Jean-Paul Gagnon: What is democide?
Mark Chou: Perhaps it’s making poor use of an example to cite Joseph Goebbels at the outset, but he once commented that: ‘This will always remain one of the best jokes of democracy, that it gave its deadly enemies the means by which it was destroyed’. Though no doubt gloating about what National Socialism had managed to achieve under Weimar’s democratic system, what we have here – if we are to take Goebbels seriously – are words to the effect that democracy is a precarious thing. Democracy is the very thing, in other words, that can bring democracy to its knees.
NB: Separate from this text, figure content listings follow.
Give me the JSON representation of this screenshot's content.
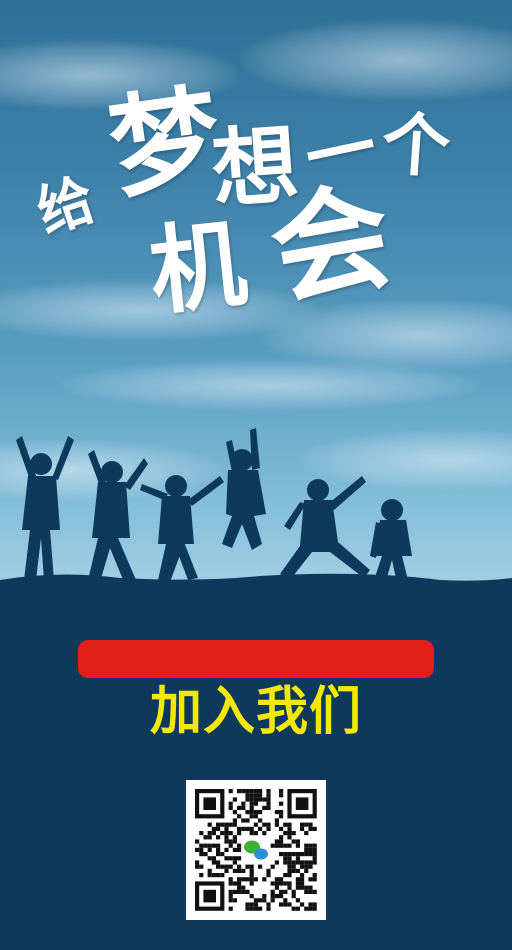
{
  "headline": {
    "chars": [
      "给",
      "梦",
      "想",
      "一",
      "个",
      "机",
      "会"
    ]
  },
  "cta": {
    "label": "加入我们"
  },
  "qr": {
    "icon": "wechat-icon"
  },
  "colors": {
    "sky_top": "#2f6f96",
    "sky_bottom": "#a7d3e6",
    "band": "#0d3a5c",
    "red_bar": "#e21f1a",
    "cta_text": "#f5e800",
    "headline_text": "#ffffff"
  }
}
This, essentially, captures the idea of ‘democide’. Writing in The Life and Death of Democracy, the political theorist John Keane recalled us precisely to this point: that democracies can ‘commit “democide”.’ In contrast to its more common meaning – the murder of a person or people by their government – Keane defines democide in terms of a people who elect, by democratic means, to murder their democracy. This is how a democracy can commit an act of suicide. When incapable of redressing the political crises they have manufactured themselves, whether because of individual freedoms, bureaucratic morass or the sluggishness of democratic politics, the claim is that democracies can die by their own hand.